当時の日本は「ABCD包囲網」によって、石油などの物資が入らなくなっていました。ABCDとは「アメリカ」「イギリス」「中国」「オランダ」の頭文字です。日本は、資源不足を解消するため、資源が豊富な東南アジアを占領しようとしました。「占領する」とは、自分たちがそこを使えるようにすることです。そのため、ただ攻撃して破壊するわけではありません。マレー作戦の最終目標は、イギリスの植民地だったシンガポール島を占領することでした。シンガポールは、マレー半島の先端にある島なので、地理的に、海峡監視や補給基地に最適だったとされています。
【シンガポール攻略】
日本軍は、難攻不落の要塞とされるシンガポールを直接攻撃するのは困難だと考え、マレーシア側から進行することにしました。しかし、マレーシアがあるマレー半島も、250本の河川と鬱蒼たるジャングルに囲まれた天然の要塞とされています。道路も、半島を横断する一本道しかなかったので、そこを進軍するのはきわめて困難でした。当時、イギリスは、マレーシア方面の兵力を増強しており、その数は日本軍の約2倍だったとされています。しかし、そのほとんどが、世界各地のイギリスの植民地から集められた兵でした。彼らは、異なる民族から構成されており、忠誠心がなく、統制もとれていなかったとされています。そうした兵士しか回せなかったのは、イギリスが、ドイツ軍に対して劣勢だったからです。

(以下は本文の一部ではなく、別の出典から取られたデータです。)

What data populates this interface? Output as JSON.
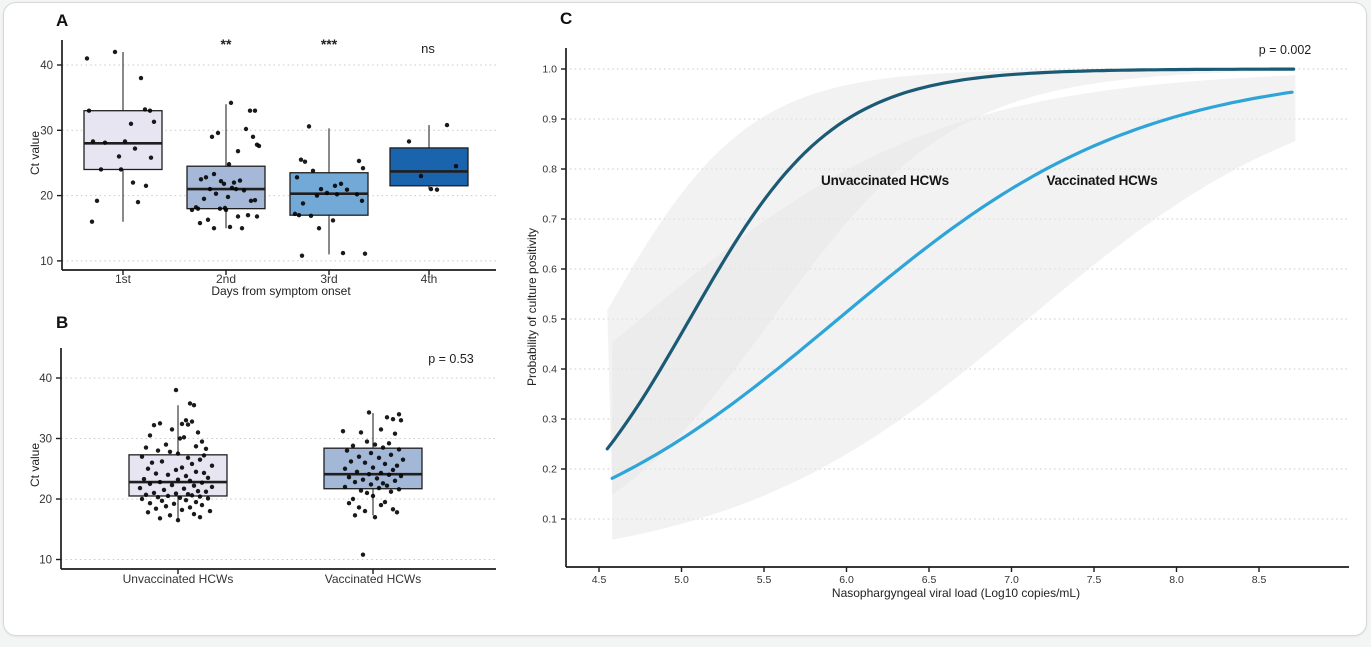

日本軍は、イギリス軍の予想を上回るスピードで進撃し、あっという間にシンガポールを占領しました。作戦を指揮していたのは、陸軍中将「山下奉文」という人物です。山下奉文は、勇猛だったので「マレーのトラ」と呼ばれました。マレー作戦の進軍に使われたのが日本製の自転車です。その自転車部隊を「銀輪部隊」と言います。マレーシアの道は、凸凹で、よくパンクしましたが、近くにゴムの原料が豊富にあったので、すぐに補修が出来ました。
【マレー沖開戦】
イギリス艦隊は、日本軍のマレー半島上陸を阻止しようとしましたが,日本の航空機と戦闘になりました。それをマレー沖海戦と言います。イギリスは、日本の航空機に対する研究が不十分でした。当時は、まだアジアの国の物だと見くびっていたからです。日本軍の「96式陸上攻撃機」と「1式陸上攻撃機」は、ベトナムの「サイゴン基地」と「ツドウム基地」から飛び立ち、イギリス軍の最新式の戦艦「プリンスオブウェールズ」を水平爆撃と魚雷によって沈めました。この出来事は、航行中の戦艦を航空機だけで撃沈したという世界初の事例とされています。このことよって、航空機の優越性が証明されました。当時のイギリス首相「チャーチル」も、戦争中で最も衝撃的な出来事だったとしています。なぜなら、戦艦のような「重武装」「重装甲」の船が沈むはずがないと思われていたからです。日本は、マレー沖海戦の勝利によって、インド洋・太平洋の制海権を獲得しました。制海権とは、安全に物資を運べる権利のことです。